Suivi et validation pour le master : Bi/mensuel annuel (24 h = 6 ECTS)

Mentions & spécialités :

Domaine de l'affiche : Sociologie

Intitulés généraux :

Renseignements :

pour tous renseignements contacter l'enseignante par courriel.

Direction de travaux d'étudiants :

sur rendez-vous, demandé par courriel.

Réception :

sur rendez-vous, demandé par courriel.

Niveau requis :

tous niveaux.

Site web : http://www.iiac.cnrs.fr/article1921.html

Adresse(s) électronique(s) de contact : ladier(at)ehess.fr

Compte rendu

La Révolution iranienne de 1979 a très tôt été stigmatisée comme islamique tant Khomeiny et le clergé chiite semblaient avoir contrôlé l’ensemble d’un processus qui a abouti à l’instauration de la République islamique et à l’institutionnalisation des règles de la charia. L’enjeu consiste donc à démontrer que, contrairement aux idées et discours prédominants, la Révolution iranienne n’était, dans sa genèse, ni islamique, ni religieuse et encore moins khomeiniste. Cette révolution, comme toutes les révolutions, fut l’œuvre d’un ensemble complexe, composé d’acteurs et d’idées antagoniques. Elle a découlé d’un processus lent qui a gagné en épaisseur au fur et à mesure que les vagues de protestation montaient et regroupaient des fractions toujours plus importantes du corps social. Seulement, le clergé chiite, sous l’égide de Khomeiny, a su mieux capter l’élan du mouvement protestataire que les groupes sociaux et les formations politiques concurrents, qu’ils soient laïcs musulmans, démocrates ou d’extrême gauche, communistes ou non communistes dans un vaste éventail de maoïstes, trotskistes, staliniens et libertaires.

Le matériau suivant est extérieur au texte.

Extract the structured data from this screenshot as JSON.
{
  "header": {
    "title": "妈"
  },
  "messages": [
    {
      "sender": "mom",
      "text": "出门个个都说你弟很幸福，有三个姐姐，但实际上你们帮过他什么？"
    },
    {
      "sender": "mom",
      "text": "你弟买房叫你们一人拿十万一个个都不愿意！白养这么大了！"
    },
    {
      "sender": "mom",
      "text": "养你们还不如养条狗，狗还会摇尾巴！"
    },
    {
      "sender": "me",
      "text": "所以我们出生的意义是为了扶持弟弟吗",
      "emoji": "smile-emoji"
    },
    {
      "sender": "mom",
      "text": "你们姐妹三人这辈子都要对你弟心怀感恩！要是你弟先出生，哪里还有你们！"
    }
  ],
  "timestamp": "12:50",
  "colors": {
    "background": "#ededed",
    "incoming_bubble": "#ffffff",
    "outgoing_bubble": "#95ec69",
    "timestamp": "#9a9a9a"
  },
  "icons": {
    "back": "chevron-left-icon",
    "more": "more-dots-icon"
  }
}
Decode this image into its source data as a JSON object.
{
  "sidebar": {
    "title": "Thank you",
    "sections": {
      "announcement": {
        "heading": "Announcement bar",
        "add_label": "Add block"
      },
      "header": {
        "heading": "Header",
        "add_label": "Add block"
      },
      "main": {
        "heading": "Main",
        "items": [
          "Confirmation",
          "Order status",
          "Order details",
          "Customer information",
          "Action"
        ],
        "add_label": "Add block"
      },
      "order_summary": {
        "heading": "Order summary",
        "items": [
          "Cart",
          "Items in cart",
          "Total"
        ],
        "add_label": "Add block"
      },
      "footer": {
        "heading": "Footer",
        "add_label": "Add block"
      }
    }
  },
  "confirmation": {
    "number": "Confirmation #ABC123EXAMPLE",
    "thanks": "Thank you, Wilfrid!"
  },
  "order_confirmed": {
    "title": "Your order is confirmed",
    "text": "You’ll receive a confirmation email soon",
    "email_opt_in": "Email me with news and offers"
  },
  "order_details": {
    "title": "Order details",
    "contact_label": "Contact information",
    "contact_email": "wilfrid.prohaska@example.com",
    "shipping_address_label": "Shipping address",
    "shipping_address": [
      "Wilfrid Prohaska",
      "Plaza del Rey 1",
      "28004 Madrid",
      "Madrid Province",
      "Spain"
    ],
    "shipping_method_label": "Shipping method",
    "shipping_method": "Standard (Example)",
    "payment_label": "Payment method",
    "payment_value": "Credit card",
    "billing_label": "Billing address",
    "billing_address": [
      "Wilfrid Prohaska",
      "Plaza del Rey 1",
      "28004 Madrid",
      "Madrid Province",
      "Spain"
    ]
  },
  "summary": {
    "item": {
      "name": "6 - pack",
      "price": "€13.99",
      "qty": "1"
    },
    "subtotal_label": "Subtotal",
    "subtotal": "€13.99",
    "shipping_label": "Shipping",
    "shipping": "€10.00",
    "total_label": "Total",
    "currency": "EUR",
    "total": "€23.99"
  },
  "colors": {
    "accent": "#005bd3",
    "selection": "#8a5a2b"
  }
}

Il s’agissait donc de revenir sur les années révolutionnaires en examinant les symptômes culturels et sociétaux d’une instance politique. Après avoir présenté les principaux protagonistes de cette révolution, à savoir les jeunes citadins, Marie Ladier-Fouladi s’est intéressée à la poésie et au cinéma qui, en l’absence des partis et organisations politiques, ont joué un rôle indéniable dans la sensibilisation de cette jeunesse urbaine aux questions sociales et politiques et, par voie de conséquence, dans sa politisation.

Sur cette toile de fond, Julie Duvigneau, tout en présentant la littérature moderne persane qui entretient des liens très forts avec l’idée de démocratie, a cherché à faire apparaître les courants de pensée qui sous-tendaient la création littéraire iranienne de la période 1950-1978. Mohsen Motaghi a analysé les pensées d’Ali Shariati et de Morteza Mothahari (fils spirituel de Khomeiny), figures emblématiques des deux lectures politiques du chiisme duodécimain. Mehrdad Vahabi a examiné la réforme agraire de 1963 et ses conséquences sur les institutions étatiques et civiles. Chowra Makerami, s’interrogeant sur le processus de construction étatique et nationale dans les années qui suivirent le renversement de la monarchie, a proposé une réflexion sur la méthodologie à employer pour s’émanciper des lignes rouges tracées par le pouvoir étatique qui frappent d’interdit certaines investigations. Enfin, Marie Ladier-Fouladi a conclu le séminaire en analysant les principaux facteurs qui ont contribué à la prise du pouvoir par Khomeiny.